As providers we are always bombarded with new regulations, government mandates and creative insurer plans or programs designed to help us increase our revenue. But with limited time and other resources, doctors and mid-levels need to quickly and clearly understand if some new program is right for them. With that in mind, here is a summary of Accountable Care Organizations based on what we know about them from the latest CMS regulations and a pros/cons analysis to help you decide if it is something you want to participate in.
Definition:
An accountable care organization is a group of providers and suppliers of services that coordinate to provide high quality care (as defined by CMS) to a group of Medicare beneficiaries who are not in a Medicare Advantage program
- Providers from individual practices, group practices or a network of ACO professionals can participate regardless of speciality
- The financial benefit is that providers can get the savings from care provision in an ACO program as extra revenue
- The risk is that providers may share in the loss of money from care provision in an ACO program
The requirements to participate are:
- File application with CMS,
- Form a legal entity that is linked through bank accounts with CMS,
- Have at least 5,000 Medicare beneficiaries over 3 years in panel,
- From governing body with at least 75% of individuals participating in ACO.
- Have a Board certified physician as medical director, CMS liason on ACO leadership
committee
- Have quality improvement program and abiility to identify high-risk individuals in place
Approval is a for a 3-year period at stretch
What quality measures are tracked:
- Patient-care giver experience
- Preventative health
- At risk population/frail or elderly
These measures are tracked by comparing to benchmark data sent by CMS and scores 1-5 are assigned to each.
If the performance is better than the benchmark then savings occurs, if not then loss.
Example:
Practice XYZ has teamed up with Practice A, B and C to form an ACO. Each individual practice only has 1-2 physicians. The ACO scores 2,3,3,4,5 in the quality measures listed above in year 1. CMS determines that it is above benchmark and decides to pay $500,000 of savings from quality care to the practice. In year 2, the scores change and the expected performance (shown by the benchmark) result in loss of 400,000 and also in year 3 the loss is 250,000. The data for the performance in each of the 5 areas is supplied through the electronic medical record. Each year the gain or loss is split up within the group forming the ACO.
Pros- ACOs:
Can result in extra revenue through cost savings
Help organizations establish valuable care processes (ie. quality improve program, tracking certain data, better of electronic medical record functions)
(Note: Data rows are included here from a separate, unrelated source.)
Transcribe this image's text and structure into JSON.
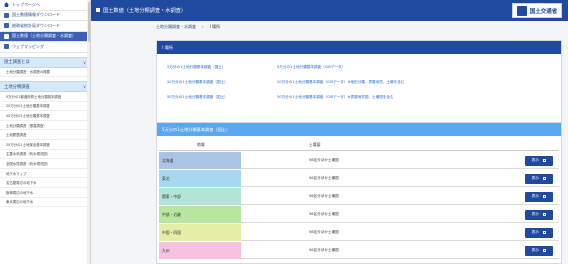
{
  "sidebar": {
    "items": [
      {
        "label": "トップページへ",
        "icon": "home-icon",
        "active": false
      },
      {
        "label": "国土数値情報ダウンロード",
        "icon": "folder-icon",
        "active": false
      },
      {
        "label": "総務省統計局ダウンロード",
        "icon": "folder-icon",
        "active": false
      },
      {
        "label": "国土数値（土地分類調査・水調査）",
        "icon": "folder-icon",
        "active": true
      },
      {
        "label": "ウェブマッピング",
        "icon": "map-icon",
        "active": false
      }
    ],
    "section1": {
      "label": "国土調査とは"
    },
    "section1_items": [
      "土地分類調査・水調査の概要"
    ],
    "section2": {
      "label": "土地分類調査"
    },
    "section2_items": [
      "5万分の1都道府県土地分類基本調査",
      "20万分の1土地分類基本調査",
      "50万分の1土地分類基本調査",
      "土地分類調査（垂直調査）",
      "土地履歴調査",
      "20万分の1土地保全基本調査",
      "主要水系調査（利水現況図）",
      "全国水質調査（利水現況図）",
      "地下水マップ",
      "名古屋周辺の地下水",
      "阪神周辺の地下水",
      "東京周辺の地下水"
    ]
  },
  "header": {
    "title": "国土数値（土地分類調査・水調査）",
    "logo_text": "国土交通省"
  },
  "breadcrumb": {
    "parent": "土地分類調査・水調査",
    "current": "I 場所"
  },
  "index_card": {
    "title": "I 場所",
    "links": [
      "5万分の1土地分類基本調査（国土）",
      "5万分の1土地分類基本調査（GISデータ）",
      "20万分の1土地分類基本調査（国土）",
      "20万分の1土地分類基本調査（GISデータ）※地形分類、表層地質、土壌を含む",
      "50万分の1土地分類基本調査（国土）",
      "50万分の1土地分類基本調査（GISデータ）※表層地質図、土壌図を含む"
    ]
  },
  "table_card": {
    "title": "5万分の1土地分類基本調査（国土）",
    "col_region": "地域",
    "col_prod": "土壌図",
    "rows": [
      {
        "region": "北海道",
        "prod": "56区分ほか土壌図",
        "button": "表示",
        "color": "#a9c4e4"
      },
      {
        "region": "東北",
        "prod": "56区分ほか土壌図",
        "button": "表示",
        "color": "#a8d7f0"
      },
      {
        "region": "関東・中部",
        "prod": "56区分ほか土壌図",
        "button": "表示",
        "color": "#b3e3d9"
      },
      {
        "region": "中部・近畿",
        "prod": "56区分ほか土壌図",
        "button": "表示",
        "color": "#b8e6a0"
      },
      {
        "region": "中国・四国",
        "prod": "56区分ほか土壌図",
        "button": "表示",
        "color": "#e6eda5"
      },
      {
        "region": "九州",
        "prod": "56区分ほか土壌図",
        "button": "表示",
        "color": "#f6c2dd"
      }
    ]
  }
}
Results in better coordination of care for the patient
Cons-ACOs:
Time-consuming to set up an ACO and run it
Could be costly from setting up the ACO, loss from performance below benchmarks
Too many unknowns -not sure what new rules CMS will require in years to come
The ideal ACO participants: Practices that have several providers and staff, have a QI program, use the EMR to track outcomes and have a large Medicare population.
Quotes about ACOs from different experts in the field:
"But if ACOs models are to work, they’ll eventually have to embrace smaller practices, which make up the vast majority of U.S. medical groups overall. And if those groups are either EMR-less or just getting started, it’s going to be pretty tough to share value-based payments, coordinate across episodes of care and track quality jointly" -Kathryn Rourke (EMR and EHR)
"But here’s the problem with ACOs: They are a tool in a big tool box of care and cost management tools but, like all of the other tools over the years like HMOs and IPAs, they won’t be used as they were intended because everybody—providers and insurers—can make more money in the existing so far limitless fee-for-service system." - ROBERT LASZEWSKI (The Healthcare Blog)
Conclusion:
What do you think? Are ACOs something you want to or would be a part of? We would love to hear your thoughts?